The curse of the PoC
Anyone who deals with machine-learning use cases is presumably familiar with this problem: The abundance of solutions and engines, particularly open-source, which are now available. Though they allow initial analyses and models to be quickly developed, integration of the solution into business processes requires a significant additional overhead. Unfortunately, the outcome here is often only a PoC, a trained model never being applied. Productive roll-out involves a transfer of prepared data, developed properties and trained models to a deployment or application process. This frequently occurs in another infrastructure and, in the worst case, on the basis of a different technology. Existing work steps then must be newly implemented, usually by other persons who developed the model, business logic being kept in multiple instances.
Neglected usually here on top of that is the constant versioning of models as well as monitoring of model performance. Usually, only the latest model is present without any history or traceable development. Results may then no longer be reproducible.
Enter the stage: MLflow
According to their own experiences with customers and users, a team led by Matei Zaharia, the founder of Spark, has addressed this problem and published a Python-based open-source machine-learning platform called MLflow (https://mlflow.org/). It was presented at the Spark summit back in June.

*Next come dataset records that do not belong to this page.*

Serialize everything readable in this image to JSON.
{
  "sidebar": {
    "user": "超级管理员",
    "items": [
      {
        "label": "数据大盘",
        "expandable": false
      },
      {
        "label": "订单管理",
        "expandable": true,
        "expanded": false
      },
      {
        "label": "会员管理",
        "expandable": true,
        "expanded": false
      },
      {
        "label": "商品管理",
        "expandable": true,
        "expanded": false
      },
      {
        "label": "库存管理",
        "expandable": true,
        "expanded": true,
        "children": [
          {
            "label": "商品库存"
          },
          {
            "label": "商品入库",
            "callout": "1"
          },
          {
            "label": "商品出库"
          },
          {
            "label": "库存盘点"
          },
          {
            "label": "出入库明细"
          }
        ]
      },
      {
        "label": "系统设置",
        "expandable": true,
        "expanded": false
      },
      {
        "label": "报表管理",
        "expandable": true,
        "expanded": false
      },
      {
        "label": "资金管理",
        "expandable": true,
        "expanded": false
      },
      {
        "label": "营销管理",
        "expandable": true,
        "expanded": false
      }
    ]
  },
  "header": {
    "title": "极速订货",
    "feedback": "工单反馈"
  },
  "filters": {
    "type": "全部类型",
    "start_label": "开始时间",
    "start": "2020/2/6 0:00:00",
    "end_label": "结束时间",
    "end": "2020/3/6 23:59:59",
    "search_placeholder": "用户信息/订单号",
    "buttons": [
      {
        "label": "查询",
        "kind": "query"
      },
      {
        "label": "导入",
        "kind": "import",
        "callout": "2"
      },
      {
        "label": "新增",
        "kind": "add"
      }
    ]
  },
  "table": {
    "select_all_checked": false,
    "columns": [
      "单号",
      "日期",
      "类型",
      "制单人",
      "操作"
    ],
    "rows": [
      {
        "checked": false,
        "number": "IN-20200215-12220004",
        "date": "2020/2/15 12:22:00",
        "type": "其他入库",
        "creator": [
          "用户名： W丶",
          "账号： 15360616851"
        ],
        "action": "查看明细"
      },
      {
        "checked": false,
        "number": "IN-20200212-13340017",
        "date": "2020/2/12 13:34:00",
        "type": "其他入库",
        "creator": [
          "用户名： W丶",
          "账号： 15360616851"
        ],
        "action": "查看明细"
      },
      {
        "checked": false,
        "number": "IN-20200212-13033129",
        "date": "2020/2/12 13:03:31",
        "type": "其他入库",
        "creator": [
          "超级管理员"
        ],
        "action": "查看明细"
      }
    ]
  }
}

I find it a pity that the publication has not made the impact earned by the vision of this platform. I will therefore briefly introduce the fundamentals of MLflow here again. The product has been in alpha status so far, so it is still far away from productive use, although I am already excited about the framework's current functionality and generic approach. Just recently there was a new release (0.5) which further extends the scope.
Three modules
The framework currently consists of three components:
Tracking
Tracking provides a range of functions in Python, making it possible to log everything ranging from hyper-parameters through results (model performance) right up to artefacts such as charts.
Provided for this purpose by an included tracking server is a neat user interface which displays the results such that they are searchable. This tracking now offers the possibility of collecting preferences, parameters, and results for each of a model's training or scoring runs for the purpose of collective monitoring. In Python, simple function calls similar to logging calls are used to collect values for tracking. Alternatively, it is also possible to address the tracking server directly via a REST API, thus allowing use outside Python.
Projects
This module allows encapsulation of ML projects to form a closed package or Git repository. The project's user need not know anything more about the internal workings here. Entry points and basic configurations are defined via a YAML file. It can be used to control, for example, the layout of a Conda environment subsequently created by MLflow if necessary.
This means that an ML model and data preparation can be started via a single command line call specifying a Git repository. The actual data set is passed here as a parameter via the related path, for example. This fixed Git link also makes it possible to execute various versions of a model without any problems.
Models of every flavour
The third module adopts the interface to downstream technologies and allows a simplified deployment. "Models" offers different flavours of models here. A project is stored in a flavour represented by a binary file, for example as a pure Python function or as sklearn-, Keras-, TensorFlow-, PyTorch-, Spark Mlib- oder H2O model.
In addition, there is already support for the cloud, such as AzureML and Amazon's Sagemaker. An accompanying config-file helps the consumer again to apply the available model to new data, similar to "Projects".
Application
Simple standard installation
At the moment, MLflow is used primarily as a Python module. I have performed the installation myself via pip in a Conda environment, and was able to start the examples without any problems from the Git repository. MLflow also uses the Conda package Manager to keep projects for a pre-defined Python interpreter.
APIs
However, the final application need not necessarily pass through a Python stage, because MLflow offers a Rest-API in addition to a command line interface. It can be used to run models and log information via the tracking server.
One ring to link everything?
As mentioned above, the platform is still in an early alpha stage. The available functionality is nonetheless impressive, and this is just the beginning. The vision of establishing a framework which combines other frameworks is certainly not new, and not necessarily crowned with success. The offered solution of encapsulating ML projects of various frameworks such that they can be distributed and used agnostically with regard to implementation has yet to prove itself - both in terms of compatibility with target environments as well as performance and responsiveness.
However, two things here nevertheless make me very confident:
Matei ist an Bord
Matei, the mind responsible behind Spark, is personally involved in the project and was probably the first committer of the code base symbolically. Though at the current stage, we are dealing with an open-source product, the crew behind it has already succeeded in realizing the largest open-source project in the big-data environment with Spark.
I therefore have no misgivings about MLflow fizzling out after an initial euphoria. On the contrary, in terms of a possible future commercial version, I anticipate that the platform will quickly exit the alpha phase.
Itʼs Python
In a previous blog post of mine several years ago, I had already recommended learning Python as the future lingua franca of data science. Developments in Python during the last three years have exceeded my wildest expectations, however. The "Economist" in July, for example, published an article stating that Python is becoming the most popular programming language of all.
Apart from Spark where the latest features are always provided first for the primary Scala API, the ML-world and, especially, deep learning frameworks appear to agree on Python as a common language. The reliance of MLflow on Python from the outset, despite the developers' Spark/Scala history, is an important signal for me. Python is here to stay.